Effects of temperature on the ferromagnetism of Mn-doped ZnO nanoparticles and Mn-related Raman vibration

Mn-doped ZnO nanoparticles were synthesized by a rheological phase-reaction-precursor method and the thermal decomposition of the oxalate precursors was studied by thermogravimetry and differential thermal analysis in air. The Mn-doped ZnO obtained at lower temperature crystallizes in a wurtzite structure and a new phase appears at higher temperature. The lattice parameters of Zn1-xMnxO (0.09 <= x <= 0.1) increase gradually with increasing temperature up to 650 degrees C and then decrease. X-ray photoelectron spectroscopy indicates that there are different Mn valence bonds in Mn-doped ZnO nanoparticles. Furthermore, two additional Raman peaks were observed.

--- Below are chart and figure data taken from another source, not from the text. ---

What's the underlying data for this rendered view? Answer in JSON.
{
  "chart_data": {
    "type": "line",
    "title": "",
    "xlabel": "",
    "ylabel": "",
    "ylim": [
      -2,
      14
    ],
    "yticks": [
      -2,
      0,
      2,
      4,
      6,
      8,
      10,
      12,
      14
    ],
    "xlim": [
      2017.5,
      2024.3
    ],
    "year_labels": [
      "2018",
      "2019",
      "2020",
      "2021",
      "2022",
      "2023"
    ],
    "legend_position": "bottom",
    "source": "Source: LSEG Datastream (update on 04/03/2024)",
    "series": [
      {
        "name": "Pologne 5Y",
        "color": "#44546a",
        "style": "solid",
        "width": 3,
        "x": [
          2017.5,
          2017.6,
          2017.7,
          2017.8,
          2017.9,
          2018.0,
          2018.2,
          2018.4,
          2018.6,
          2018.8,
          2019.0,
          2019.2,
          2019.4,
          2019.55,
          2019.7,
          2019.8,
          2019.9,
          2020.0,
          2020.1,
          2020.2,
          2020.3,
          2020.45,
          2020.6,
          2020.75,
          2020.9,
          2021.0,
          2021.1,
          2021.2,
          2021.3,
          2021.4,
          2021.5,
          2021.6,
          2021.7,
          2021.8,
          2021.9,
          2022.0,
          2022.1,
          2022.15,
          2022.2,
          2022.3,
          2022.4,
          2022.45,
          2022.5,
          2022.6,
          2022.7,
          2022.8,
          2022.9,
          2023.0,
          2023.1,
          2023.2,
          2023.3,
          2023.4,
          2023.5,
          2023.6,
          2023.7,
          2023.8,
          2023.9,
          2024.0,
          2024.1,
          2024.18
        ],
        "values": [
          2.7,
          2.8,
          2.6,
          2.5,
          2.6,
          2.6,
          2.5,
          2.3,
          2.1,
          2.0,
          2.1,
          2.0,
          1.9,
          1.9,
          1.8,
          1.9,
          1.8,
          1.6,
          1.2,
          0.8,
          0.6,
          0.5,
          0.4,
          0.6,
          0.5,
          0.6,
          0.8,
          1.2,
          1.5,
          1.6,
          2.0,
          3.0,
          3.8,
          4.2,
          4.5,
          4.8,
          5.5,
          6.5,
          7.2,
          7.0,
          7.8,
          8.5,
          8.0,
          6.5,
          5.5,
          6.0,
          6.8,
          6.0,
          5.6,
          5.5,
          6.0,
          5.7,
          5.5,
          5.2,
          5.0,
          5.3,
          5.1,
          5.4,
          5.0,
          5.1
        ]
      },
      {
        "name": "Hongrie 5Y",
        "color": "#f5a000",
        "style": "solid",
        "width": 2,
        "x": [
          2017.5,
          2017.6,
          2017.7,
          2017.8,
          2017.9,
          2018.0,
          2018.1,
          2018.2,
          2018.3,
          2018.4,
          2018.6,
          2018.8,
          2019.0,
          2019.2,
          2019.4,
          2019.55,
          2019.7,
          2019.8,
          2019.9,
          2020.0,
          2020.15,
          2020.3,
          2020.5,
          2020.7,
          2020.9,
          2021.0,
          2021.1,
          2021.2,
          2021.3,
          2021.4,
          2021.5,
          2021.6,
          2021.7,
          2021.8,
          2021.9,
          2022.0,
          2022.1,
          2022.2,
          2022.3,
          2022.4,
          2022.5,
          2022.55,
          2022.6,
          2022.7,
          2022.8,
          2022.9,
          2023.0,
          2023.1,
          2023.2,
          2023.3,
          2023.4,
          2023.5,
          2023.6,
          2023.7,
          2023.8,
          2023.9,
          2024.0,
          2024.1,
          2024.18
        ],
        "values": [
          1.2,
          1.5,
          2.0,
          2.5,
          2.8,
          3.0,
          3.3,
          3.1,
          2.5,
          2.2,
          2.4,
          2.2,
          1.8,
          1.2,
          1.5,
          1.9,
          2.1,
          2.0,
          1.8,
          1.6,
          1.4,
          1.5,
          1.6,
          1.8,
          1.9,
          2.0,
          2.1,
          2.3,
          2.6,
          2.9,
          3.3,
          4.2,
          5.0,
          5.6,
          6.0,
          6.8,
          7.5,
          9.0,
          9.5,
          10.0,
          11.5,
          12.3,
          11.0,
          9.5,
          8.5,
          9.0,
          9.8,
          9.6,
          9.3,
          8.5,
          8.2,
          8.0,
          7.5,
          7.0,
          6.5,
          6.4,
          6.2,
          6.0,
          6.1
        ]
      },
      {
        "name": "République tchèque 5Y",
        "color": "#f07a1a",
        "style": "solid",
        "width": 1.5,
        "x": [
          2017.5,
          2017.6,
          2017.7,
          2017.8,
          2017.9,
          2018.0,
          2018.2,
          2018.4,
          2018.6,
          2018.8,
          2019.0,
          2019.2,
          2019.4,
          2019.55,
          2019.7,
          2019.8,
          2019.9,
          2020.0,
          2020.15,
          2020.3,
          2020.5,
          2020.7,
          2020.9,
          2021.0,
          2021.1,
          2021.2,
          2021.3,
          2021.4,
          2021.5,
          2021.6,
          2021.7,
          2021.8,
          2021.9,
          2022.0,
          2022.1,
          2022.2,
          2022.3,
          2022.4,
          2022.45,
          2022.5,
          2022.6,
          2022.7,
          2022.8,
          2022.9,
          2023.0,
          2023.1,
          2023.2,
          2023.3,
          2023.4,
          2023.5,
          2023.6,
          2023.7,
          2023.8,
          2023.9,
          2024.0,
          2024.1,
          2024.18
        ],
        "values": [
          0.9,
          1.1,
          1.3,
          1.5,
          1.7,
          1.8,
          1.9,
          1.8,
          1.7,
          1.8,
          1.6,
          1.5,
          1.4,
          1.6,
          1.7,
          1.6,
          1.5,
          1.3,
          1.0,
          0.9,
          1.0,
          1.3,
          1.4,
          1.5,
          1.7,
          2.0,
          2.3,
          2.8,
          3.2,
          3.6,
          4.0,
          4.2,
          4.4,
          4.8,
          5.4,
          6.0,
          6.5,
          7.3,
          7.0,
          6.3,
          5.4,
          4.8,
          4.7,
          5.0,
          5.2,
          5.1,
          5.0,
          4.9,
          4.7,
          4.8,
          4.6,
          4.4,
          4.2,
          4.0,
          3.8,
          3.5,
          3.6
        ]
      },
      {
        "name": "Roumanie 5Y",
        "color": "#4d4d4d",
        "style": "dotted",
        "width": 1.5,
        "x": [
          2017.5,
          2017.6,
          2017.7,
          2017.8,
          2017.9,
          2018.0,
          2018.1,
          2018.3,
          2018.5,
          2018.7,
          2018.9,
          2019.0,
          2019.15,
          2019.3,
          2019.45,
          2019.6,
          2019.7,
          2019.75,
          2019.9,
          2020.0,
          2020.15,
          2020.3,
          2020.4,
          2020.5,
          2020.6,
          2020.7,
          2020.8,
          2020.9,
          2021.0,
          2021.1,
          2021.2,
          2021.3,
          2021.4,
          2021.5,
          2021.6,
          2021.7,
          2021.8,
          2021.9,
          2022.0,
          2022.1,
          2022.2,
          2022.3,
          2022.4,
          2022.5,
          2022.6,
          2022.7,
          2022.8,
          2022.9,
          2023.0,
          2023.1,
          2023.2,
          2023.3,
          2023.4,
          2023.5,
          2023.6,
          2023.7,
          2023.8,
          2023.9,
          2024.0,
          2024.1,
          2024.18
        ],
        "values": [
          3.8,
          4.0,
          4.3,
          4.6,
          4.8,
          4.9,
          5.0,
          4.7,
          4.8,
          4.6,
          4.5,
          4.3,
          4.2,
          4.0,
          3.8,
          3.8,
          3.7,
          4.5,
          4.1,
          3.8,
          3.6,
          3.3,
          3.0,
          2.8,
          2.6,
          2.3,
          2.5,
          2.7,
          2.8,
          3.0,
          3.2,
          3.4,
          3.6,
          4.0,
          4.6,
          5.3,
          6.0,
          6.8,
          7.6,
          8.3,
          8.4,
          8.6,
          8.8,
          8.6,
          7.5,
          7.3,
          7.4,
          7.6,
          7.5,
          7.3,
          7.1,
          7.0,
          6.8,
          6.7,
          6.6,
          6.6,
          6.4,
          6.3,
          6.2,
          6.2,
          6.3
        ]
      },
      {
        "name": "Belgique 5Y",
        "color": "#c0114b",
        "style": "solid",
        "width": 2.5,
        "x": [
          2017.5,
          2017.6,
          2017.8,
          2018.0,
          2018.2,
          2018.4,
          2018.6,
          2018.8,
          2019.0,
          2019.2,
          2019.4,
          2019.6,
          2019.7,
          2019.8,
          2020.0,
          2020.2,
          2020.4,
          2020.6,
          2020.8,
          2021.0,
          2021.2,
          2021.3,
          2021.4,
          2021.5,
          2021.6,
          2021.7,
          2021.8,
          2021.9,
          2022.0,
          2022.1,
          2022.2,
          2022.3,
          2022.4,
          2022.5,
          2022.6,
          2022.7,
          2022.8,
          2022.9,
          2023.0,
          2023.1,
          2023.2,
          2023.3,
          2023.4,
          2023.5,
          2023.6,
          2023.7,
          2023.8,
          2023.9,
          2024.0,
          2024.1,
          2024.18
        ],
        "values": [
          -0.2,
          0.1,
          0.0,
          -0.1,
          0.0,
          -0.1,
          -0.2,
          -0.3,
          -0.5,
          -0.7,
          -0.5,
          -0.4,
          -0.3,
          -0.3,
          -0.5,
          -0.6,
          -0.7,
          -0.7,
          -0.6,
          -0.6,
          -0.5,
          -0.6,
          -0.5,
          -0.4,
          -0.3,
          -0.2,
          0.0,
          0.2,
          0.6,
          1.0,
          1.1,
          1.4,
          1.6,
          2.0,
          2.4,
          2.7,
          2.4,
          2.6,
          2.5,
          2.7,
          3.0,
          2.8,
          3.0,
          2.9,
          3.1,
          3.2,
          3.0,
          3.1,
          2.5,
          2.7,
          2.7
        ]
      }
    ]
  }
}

One peak is considered to have an origin related to the incorporation of Mn ions into the Zn site of the ZnO lattice; the other may be attributed to the ZnMnO3 phase. Magnetization measurements under field cooling conditions reveal that the Zn1-xMnxO nanoparticles exhibit ferromagnetic behaviour, and the Curie temperatures of some samples are above room temperature. The difference of the ferromagnetic properties of the Mn-doped ZnO nanoparticles is primarily attributed to the Mn2+ content.